The email below was passed on to me by my lone sibling (I'm being purposely vague here), who has a friend who applied for an internship with Whedon (his first mistake). The applicant was so excited about receiving this email that he forwarded it to tons of his friends (his second mistake). I've redacted his first and last name and one other name (presumably the name of Whedon's assistant), but left the rest of the email as I received it. I have no other means of convincing you of its authenticity other than to tell you that I believe it is real. My sibling thought it was clever. I disagree. See what you think:

Hello Mr. [surname redacted]. Do you mind if I call you [first name redacted]? I hope not, 'cause I'm gonna. I suppose if you don't like it, you could always put little sticky notes over the screen. Although I have to let you know that that makes scrolling exceedingly difficult. It can be done, now-- I know!-- but it is not for the faint of heart. Or faint of scrolling.

Mr. Whedon is unfortunately not looking for any more interns right now. He is looking for a house cleaner, because he has trouble with the concept that his messiness does make a wonderful home for all sorts of bugs, and eventually he won't be able to blame it all on his four year old son.

KAI: Honey...what happened in here?
JOSS: [(indifferently, and he's LAZY too!] What do you mean?
KAI: [unnaturally shrill--this happens a lot] There are pieces of at
least four sandwiches, a completely uneaten salad--
JOSS: Oops.
KAI: --thousands of crumpled pieces of paper--
JOSS: I'm an artist!
KAI: --and more than 5 porno magazines all over the floor!
[Long silence.]
JOSS: What was Arden thinking?!

However bleak the prospect seems of working with Mr. Whedon in the near future in a professional film industry capacity, do not fret, for fear is the path to the dark side. There are lots of learning internships out there that could eventually lead to directly working with the man himself. Universal Pictures, Lion's Gate, DreamWorks, Warner Bros. Movies, View Askew, New Line Cinemas, Revolution Studios, Paramount Pictures, Troma Entertainment, Miramax, and Fine Line Features all have headquarters in or near New York, and they'd probably love to have you, so long as you aren't very stupid, very ugly, or very much interested in working for FOX.


If you email back your interests and preferences to this address (which forwards to both [redacted] and Joss Whedon), I would be happy to dig around and see if I can ferret out any good internships. When I say good, I mean terrible, but at least your clothes stay relatively clean; there is no such thing as a good internship.
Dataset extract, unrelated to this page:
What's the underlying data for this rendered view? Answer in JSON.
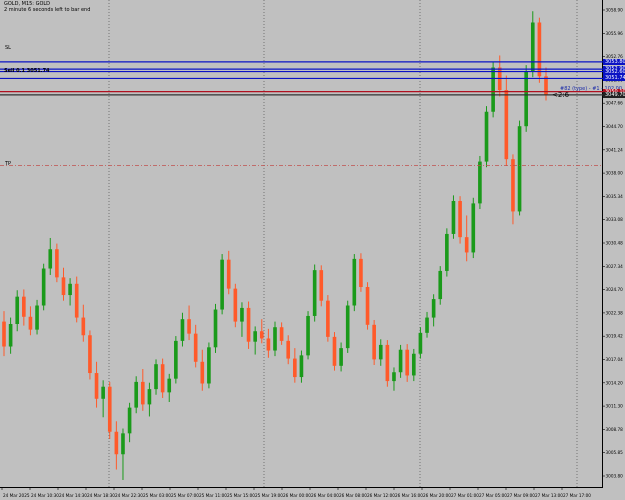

Once I know what you are looking for, perhaps I could set you up some meetings with important people whose cuff links are so expensive they make you rather uncomfortable. Also, congratulations on getting an internship for this summer! Most kids your age are not nearly so far into
the industry, unless their last name is Spelling or Coppola.
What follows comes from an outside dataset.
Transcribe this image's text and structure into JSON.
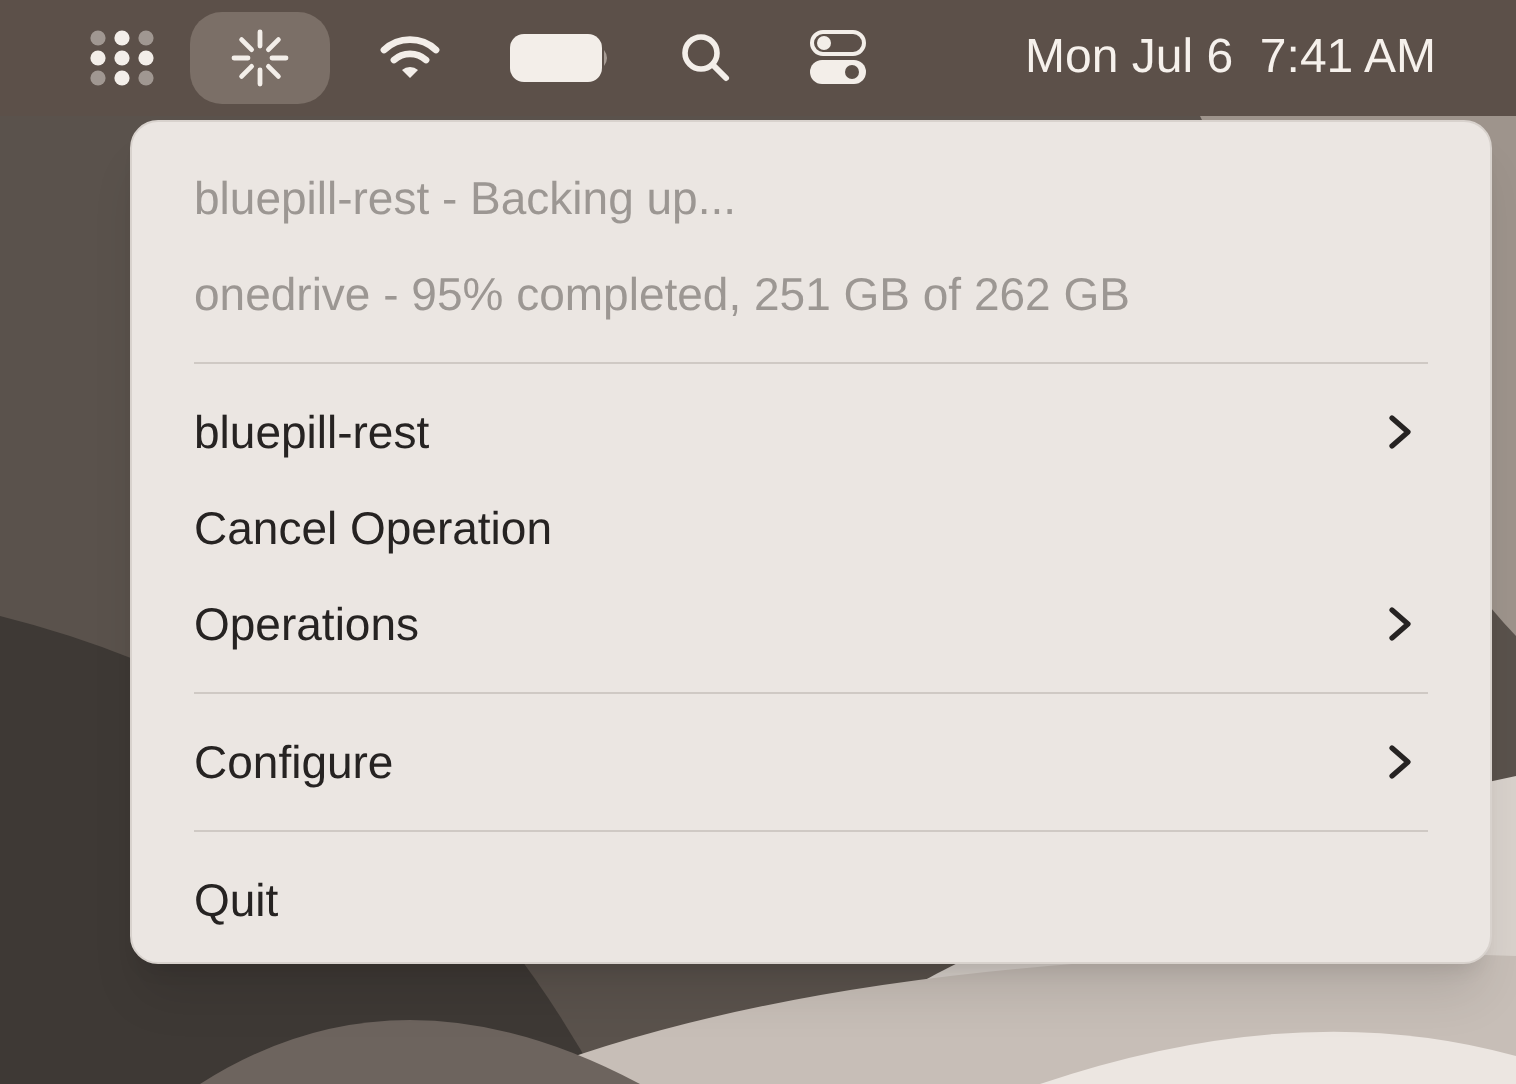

...Are you a Coppola? If so, I recommend changing your last name, at least until the opportune moment. If you're one of the Spellings, I'm terribly sorry for your loss, and terribly sorry about the rest of your relations.
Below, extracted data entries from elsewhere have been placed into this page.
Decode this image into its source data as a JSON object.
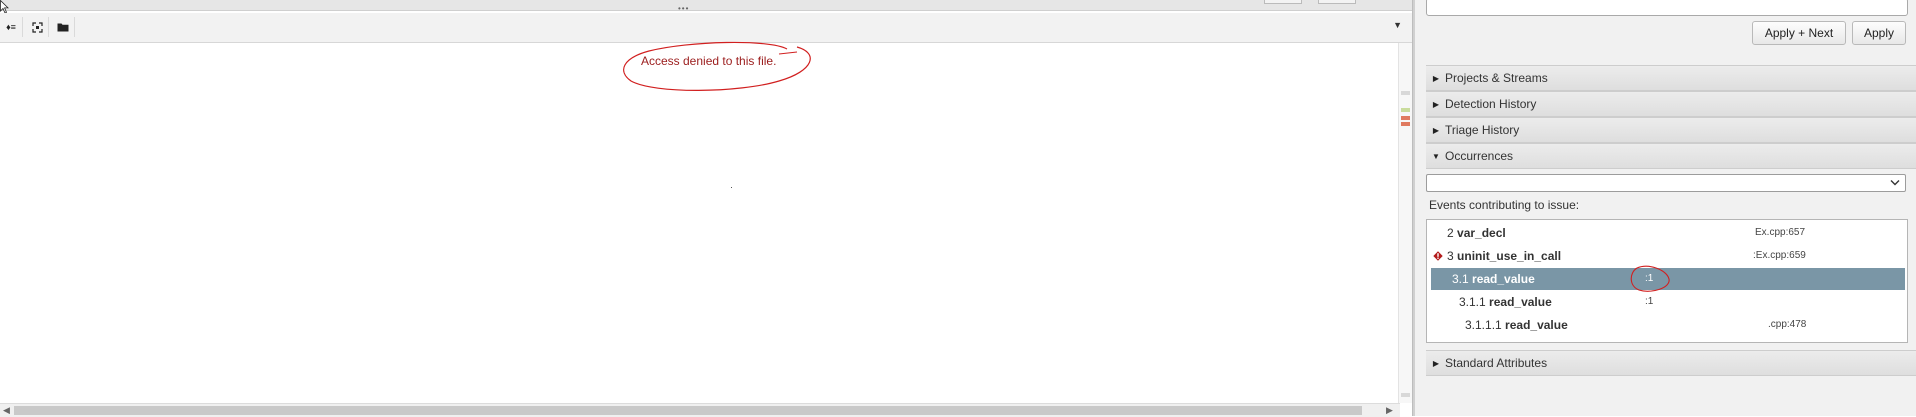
{
  "editor": {
    "toolbar": {
      "buttons": [
        {
          "icon": "list-toggle-icon",
          "glyph": "♦≡"
        },
        {
          "icon": "expand-icon",
          "glyph": "⛶"
        },
        {
          "icon": "folder-icon",
          "glyph": "■"
        }
      ],
      "dropdown_glyph": "▼"
    },
    "top_grip": "•••",
    "message": "Access denied to this file.",
    "scroll_left_glyph": "◀",
    "scroll_right_glyph": "▶"
  },
  "details": {
    "apply_next_label": "Apply + Next",
    "apply_label": "Apply",
    "sections": {
      "projects": "Projects & Streams",
      "detection": "Detection History",
      "triage": "Triage History",
      "occurrences": "Occurrences",
      "standard": "Standard Attributes"
    },
    "collapsed_glyph": "▶",
    "expanded_glyph": "▼",
    "occurrences_select_value": "",
    "select_chevron": "⌄",
    "events_label": "Events contributing to issue:",
    "events": [
      {
        "num": "2",
        "name": "var_decl",
        "location": "Ex.cpp:657",
        "selected": false,
        "error": false
      },
      {
        "num": "3",
        "name": "uninit_use_in_call",
        "location": ":Ex.cpp:659",
        "selected": false,
        "error": true
      },
      {
        "num": "3.1",
        "name": "read_value",
        "location": ":1",
        "selected": true,
        "error": false
      },
      {
        "num": "3.1.1",
        "name": "read_value",
        "location": ":1",
        "selected": false,
        "error": false
      },
      {
        "num": "3.1.1.1",
        "name": "read_value",
        "location": ".cpp:478",
        "selected": false,
        "error": false
      }
    ]
  },
  "colors": {
    "annotation_red": "#d11f1f",
    "selected_row": "#7a96a6",
    "error_icon": "#b31b1b"
  }
}
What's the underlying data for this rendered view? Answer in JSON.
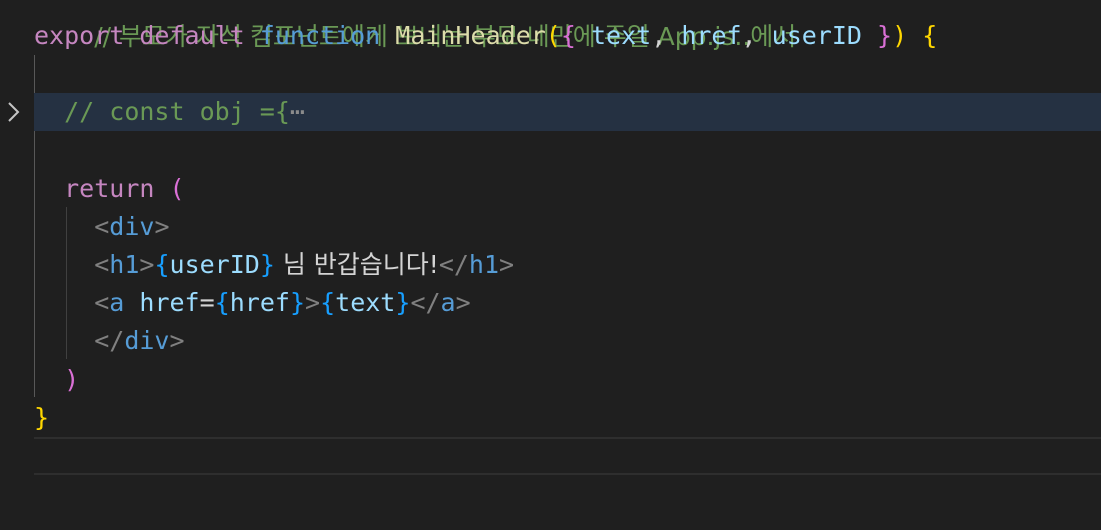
{
  "editor": {
    "line0": {
      "text": "// 부모가 자식 컴포넌트에게 보내는 부모 네만에 주일 App.js..에서"
    },
    "line1": {
      "export": "export",
      "default": "default",
      "function": "function",
      "name": "MainHeader",
      "open_paren": "(",
      "open_brace": "{",
      "p1": "text",
      "comma1": ", ",
      "p2": "href",
      "comma2": ", ",
      "p3": "userID",
      "close_brace": "}",
      "close_paren": ")",
      "body_brace": "{"
    },
    "line3": {
      "comment": "// const obj ={",
      "ellipsis": "⋯"
    },
    "line5": {
      "return": "return",
      "paren": "("
    },
    "line6": {
      "lt": "<",
      "tag": "div",
      "gt": ">"
    },
    "line7": {
      "lt": "<",
      "tag": "h1",
      "gt": ">",
      "open": "{",
      "var": "userID",
      "close": "}",
      "text": " 님 반갑습니다!",
      "lt_close": "</",
      "tag_close": "h1",
      "gt_close": ">"
    },
    "line8": {
      "lt": "<",
      "tag": "a",
      "attr": "href",
      "eq": "=",
      "open1": "{",
      "var1": "href",
      "close1": "}",
      "gt": ">",
      "open2": "{",
      "var2": "text",
      "close2": "}",
      "lt_close": "</",
      "tag_close": "a",
      "gt_close": ">"
    },
    "line9": {
      "lt_close": "</",
      "tag": "div",
      "gt": ">"
    },
    "line10": {
      "paren": ")"
    },
    "line11": {
      "brace": "}"
    }
  },
  "colors": {
    "background": "#1f1f1f",
    "line_highlight": "#253142",
    "keyword_purple": "#c586c0",
    "keyword_blue": "#569cd6",
    "function": "#dcdcaa",
    "variable": "#9cdcfe",
    "comment": "#6a9955",
    "bracket_yellow": "#ffd700",
    "bracket_pink": "#da70d6",
    "bracket_blue": "#179fff"
  },
  "icons": {
    "fold": "chevron-right-icon"
  }
}
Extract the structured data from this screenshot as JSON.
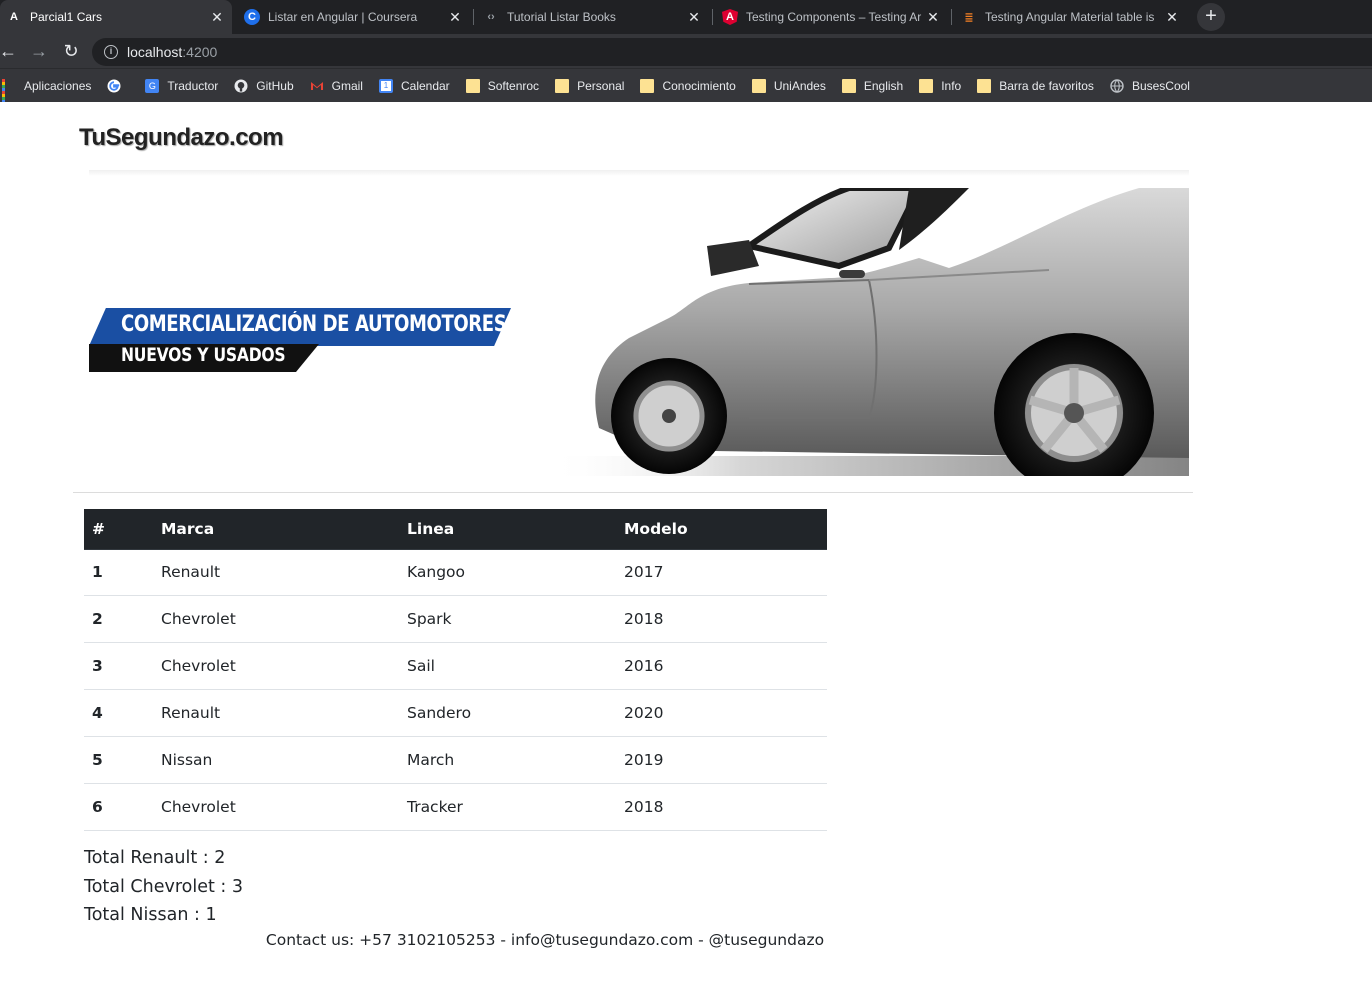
{
  "browser": {
    "tabs": [
      {
        "title": "Parcial1 Cars",
        "icon": "angular-a-icon",
        "active": true
      },
      {
        "title": "Listar en Angular | Coursera",
        "icon": "coursera-icon",
        "active": false
      },
      {
        "title": "Tutorial Listar Books",
        "icon": "code-brackets-icon",
        "active": false
      },
      {
        "title": "Testing Components – Testing Ar",
        "icon": "angular-red-icon",
        "active": false
      },
      {
        "title": "Testing Angular Material table is",
        "icon": "stackoverflow-icon",
        "active": false
      }
    ],
    "new_tab_label": "+",
    "close_glyph": "✕",
    "url_host": "localhost",
    "url_port": ":4200",
    "bookmarks": [
      {
        "label": "Aplicaciones",
        "icon": "apps-grid-icon"
      },
      {
        "label": "",
        "icon": "google-icon"
      },
      {
        "label": "Traductor",
        "icon": "translate-icon"
      },
      {
        "label": "GitHub",
        "icon": "github-icon"
      },
      {
        "label": "Gmail",
        "icon": "gmail-icon"
      },
      {
        "label": "Calendar",
        "icon": "calendar-icon"
      },
      {
        "label": "Softenroc",
        "icon": "folder-icon"
      },
      {
        "label": "Personal",
        "icon": "folder-icon"
      },
      {
        "label": "Conocimiento",
        "icon": "folder-icon"
      },
      {
        "label": "UniAndes",
        "icon": "folder-icon"
      },
      {
        "label": "English",
        "icon": "folder-icon"
      },
      {
        "label": "Info",
        "icon": "folder-icon"
      },
      {
        "label": "Barra de favoritos",
        "icon": "folder-icon"
      },
      {
        "label": "BusesCool",
        "icon": "globe-icon"
      }
    ]
  },
  "site": {
    "brand": "TuSegundazo.com",
    "banner_line1": "COMERCIALIZACIÓN DE AUTOMOTORES",
    "banner_line2": "NUEVOS Y USADOS"
  },
  "table": {
    "headers": [
      "#",
      "Marca",
      "Linea",
      "Modelo"
    ],
    "rows": [
      {
        "id": "1",
        "marca": "Renault",
        "linea": "Kangoo",
        "modelo": "2017"
      },
      {
        "id": "2",
        "marca": "Chevrolet",
        "linea": "Spark",
        "modelo": "2018"
      },
      {
        "id": "3",
        "marca": "Chevrolet",
        "linea": "Sail",
        "modelo": "2016"
      },
      {
        "id": "4",
        "marca": "Renault",
        "linea": "Sandero",
        "modelo": "2020"
      },
      {
        "id": "5",
        "marca": "Nissan",
        "linea": "March",
        "modelo": "2019"
      },
      {
        "id": "6",
        "marca": "Chevrolet",
        "linea": "Tracker",
        "modelo": "2018"
      }
    ]
  },
  "totals": [
    "Total Renault : 2",
    "Total Chevrolet : 3",
    "Total Nissan : 1"
  ],
  "footer": "Contact us: +57 3102105253 - info@tusegundazo.com - @tusegundazo",
  "colors": {
    "table_header_bg": "#212529",
    "banner_blue": "#1a4fa3",
    "tab_active_bg": "#35363a",
    "tabstrip_bg": "#202124"
  }
}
I hope you have a good evening sir, and do get back to me soon, as I have much procrastinating to do, and surprisingly little to fill my time that isn't my actual job. I look forward to hearing from you again!

--The Crazy People You Emailed
Does this email annoy you as much as it does me? I send my best wishes to all you potential Whedon interns out there--based on this email, working for him would make me tired.